The current implementation in Drupal simply matches the If-Modified-Since header against the timestamp saved in the database, and note that this applies not just to RSS feed but all content that Drupal serves. Most (all?) web browsers in common usage store the value of the Last-Modified header and use the same one when doing an If-Modified-Since, apparently most RSS aggregators don't. Using other timestamps is valid according to RFC 2616, but it is problematic so even the RFC recommends that the timestamp specified by the server be used, and not a timestamp generated on the client side. The quick reasoning for this is:

  1. Timezones and daylight savings don't need to be factored in.
  2. Clock desync isn't an issue. Is your PC synced to an accurate time server? Is the server?
  3. Less chance of mal-formed timestamps. What you got from the server it should be well equipped to parse.
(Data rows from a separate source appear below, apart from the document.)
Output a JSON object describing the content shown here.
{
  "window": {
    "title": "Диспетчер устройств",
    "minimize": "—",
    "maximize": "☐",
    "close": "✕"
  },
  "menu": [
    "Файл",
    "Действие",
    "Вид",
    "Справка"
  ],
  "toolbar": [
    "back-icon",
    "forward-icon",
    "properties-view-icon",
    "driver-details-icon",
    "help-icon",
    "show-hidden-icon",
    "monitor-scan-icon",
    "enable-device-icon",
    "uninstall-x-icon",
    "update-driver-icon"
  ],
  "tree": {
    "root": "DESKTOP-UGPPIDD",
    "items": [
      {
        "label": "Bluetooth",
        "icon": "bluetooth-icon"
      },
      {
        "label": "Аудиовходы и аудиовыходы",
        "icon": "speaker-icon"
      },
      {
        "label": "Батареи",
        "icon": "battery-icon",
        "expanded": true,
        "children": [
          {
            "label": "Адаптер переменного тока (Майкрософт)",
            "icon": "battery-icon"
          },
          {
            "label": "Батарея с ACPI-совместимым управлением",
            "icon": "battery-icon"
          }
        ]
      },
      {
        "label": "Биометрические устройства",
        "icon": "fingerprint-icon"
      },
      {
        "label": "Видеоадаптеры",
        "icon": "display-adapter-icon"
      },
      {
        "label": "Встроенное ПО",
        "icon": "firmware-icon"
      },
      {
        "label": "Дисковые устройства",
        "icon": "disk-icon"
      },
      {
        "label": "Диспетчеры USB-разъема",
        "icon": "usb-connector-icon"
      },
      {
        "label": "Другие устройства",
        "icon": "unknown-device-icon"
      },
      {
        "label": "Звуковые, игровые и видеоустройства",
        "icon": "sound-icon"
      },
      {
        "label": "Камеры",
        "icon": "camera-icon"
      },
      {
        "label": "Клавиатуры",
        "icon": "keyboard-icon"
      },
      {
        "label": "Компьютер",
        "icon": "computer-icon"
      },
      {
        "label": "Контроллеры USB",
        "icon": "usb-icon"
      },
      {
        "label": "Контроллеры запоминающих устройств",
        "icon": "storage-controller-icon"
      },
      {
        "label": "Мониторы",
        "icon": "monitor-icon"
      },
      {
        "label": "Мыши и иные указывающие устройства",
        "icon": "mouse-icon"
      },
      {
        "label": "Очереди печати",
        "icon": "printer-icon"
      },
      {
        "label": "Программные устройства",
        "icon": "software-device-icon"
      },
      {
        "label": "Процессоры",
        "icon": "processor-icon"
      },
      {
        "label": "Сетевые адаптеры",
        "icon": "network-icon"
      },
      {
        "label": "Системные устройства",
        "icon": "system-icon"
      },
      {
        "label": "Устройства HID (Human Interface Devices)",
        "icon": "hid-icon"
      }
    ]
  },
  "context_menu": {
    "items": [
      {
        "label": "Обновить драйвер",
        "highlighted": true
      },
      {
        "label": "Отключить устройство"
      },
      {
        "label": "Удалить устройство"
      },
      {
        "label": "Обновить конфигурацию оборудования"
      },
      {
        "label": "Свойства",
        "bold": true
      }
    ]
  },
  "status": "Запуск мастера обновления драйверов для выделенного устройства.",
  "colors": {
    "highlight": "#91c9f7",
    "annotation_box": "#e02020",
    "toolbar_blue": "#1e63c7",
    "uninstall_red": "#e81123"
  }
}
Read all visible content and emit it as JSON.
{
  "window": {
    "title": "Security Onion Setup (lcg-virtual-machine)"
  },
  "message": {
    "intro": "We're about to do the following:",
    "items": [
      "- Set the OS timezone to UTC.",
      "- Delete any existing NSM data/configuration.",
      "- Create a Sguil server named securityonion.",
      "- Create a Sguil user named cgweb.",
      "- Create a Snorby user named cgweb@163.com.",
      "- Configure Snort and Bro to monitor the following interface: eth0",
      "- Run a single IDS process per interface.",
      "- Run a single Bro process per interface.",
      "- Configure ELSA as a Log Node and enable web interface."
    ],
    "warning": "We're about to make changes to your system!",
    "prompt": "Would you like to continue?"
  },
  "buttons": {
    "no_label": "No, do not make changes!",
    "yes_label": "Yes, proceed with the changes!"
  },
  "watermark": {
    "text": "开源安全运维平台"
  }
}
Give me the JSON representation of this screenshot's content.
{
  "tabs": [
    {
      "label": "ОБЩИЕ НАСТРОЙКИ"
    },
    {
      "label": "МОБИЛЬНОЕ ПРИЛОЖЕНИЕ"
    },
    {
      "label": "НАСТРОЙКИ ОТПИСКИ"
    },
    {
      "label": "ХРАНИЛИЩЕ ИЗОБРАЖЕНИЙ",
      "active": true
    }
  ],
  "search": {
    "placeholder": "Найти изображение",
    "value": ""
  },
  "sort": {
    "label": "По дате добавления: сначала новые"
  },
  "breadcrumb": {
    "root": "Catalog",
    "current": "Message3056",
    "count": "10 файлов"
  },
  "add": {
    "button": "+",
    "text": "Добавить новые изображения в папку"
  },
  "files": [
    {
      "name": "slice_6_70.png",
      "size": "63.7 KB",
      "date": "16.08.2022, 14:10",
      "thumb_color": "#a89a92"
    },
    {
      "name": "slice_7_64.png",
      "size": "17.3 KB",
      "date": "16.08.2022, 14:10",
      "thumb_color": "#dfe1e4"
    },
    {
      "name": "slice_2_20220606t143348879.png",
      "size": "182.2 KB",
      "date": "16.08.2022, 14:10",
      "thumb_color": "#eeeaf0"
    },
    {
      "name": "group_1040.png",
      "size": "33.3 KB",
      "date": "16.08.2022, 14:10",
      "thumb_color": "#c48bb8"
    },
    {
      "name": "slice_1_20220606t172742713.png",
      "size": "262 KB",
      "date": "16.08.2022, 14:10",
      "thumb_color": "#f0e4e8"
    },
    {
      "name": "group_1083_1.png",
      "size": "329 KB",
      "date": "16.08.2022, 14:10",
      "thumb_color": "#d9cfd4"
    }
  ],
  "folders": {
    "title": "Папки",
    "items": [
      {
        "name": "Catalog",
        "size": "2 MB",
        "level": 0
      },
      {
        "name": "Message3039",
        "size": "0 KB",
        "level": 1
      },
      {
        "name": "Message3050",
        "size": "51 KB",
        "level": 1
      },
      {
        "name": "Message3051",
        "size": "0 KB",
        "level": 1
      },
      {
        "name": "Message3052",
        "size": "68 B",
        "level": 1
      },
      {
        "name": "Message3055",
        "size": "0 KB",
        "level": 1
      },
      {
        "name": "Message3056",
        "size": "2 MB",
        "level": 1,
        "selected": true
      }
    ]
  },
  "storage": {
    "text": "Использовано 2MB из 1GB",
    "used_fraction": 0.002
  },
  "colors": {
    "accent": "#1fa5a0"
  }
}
RFC 2616 has more fleshed out reasons under section 14.25.
So to avoid the previous issues, it was simply convenient to not convert the If-Modified-Since header back to a timestamp and perform a numeric comparison instead of a string comparison. No browser I have tested has any problems with this. I, however, don't use any aggregators and they don't seem to have the same level of robust support for old standards. Since I have modified the logic in Drupal for Gray to convert the timestamp to a numeric and doing the proper checks it will probably end up being in Drupal, just needs more error checking and tuning. Since RSS traffic is likely to rise this will probably be necessary.
I would still recommend aggregators store the Last-Modified or ETag header values and use those to do a new GET instead of creating their own, as most server implementation I have seen in PHP and Python seem to do the string comparison check. It isn't like storing 30 bytes extra per feed will eat up all the disc space? Odds are that not doing so will cause a lot more bandwidth being sucked up by RSS providers.
The RSS distribution model will probably need to undergo some form of change if it continues to grow. Even if all the conditional GET stuff is sorted out the number of useless requests will grow, but the problem is that RSS feeds are usually collected on the hour so traffic will have really high spikes at those moment. Normal web browsing is more smooth as users generally don't wait till the clock read 00 before going to your site. Maybe as the tools mature this will be less of a problem, but I don't have any real data on the matter so time will tell.
Speaking of data I wonder if any popular sites have analyzed the requests for the RSS feeds? Not just the number of requests, but how many result in a 304 response, and when is a feed requested on average, HTTP 1.0 or 1.1, If-None-Match of If-Modified-Since, etc? Maybe I'll get around to making a Drupal patch that stores this type of data and asking nicely if some of the more popular Drupal sites will run it for a months time to gather data from several places. Could be an interesting experiment.

Comments

304 statistics

I run diveintomark.org and I get 25,000 hits a day on my feed, which is a static file served and negotiated by Apache. The feed usually changes once a day. All told these hits consume about 8 MB of bandwidth a day. Over 75% of my hits are 304, which saves about 30 MB a day. Obviously these numbers fluctuate depending on how often I post, but these were the numbers for last Friday (when I posted once) and they are representative of a normal day for me.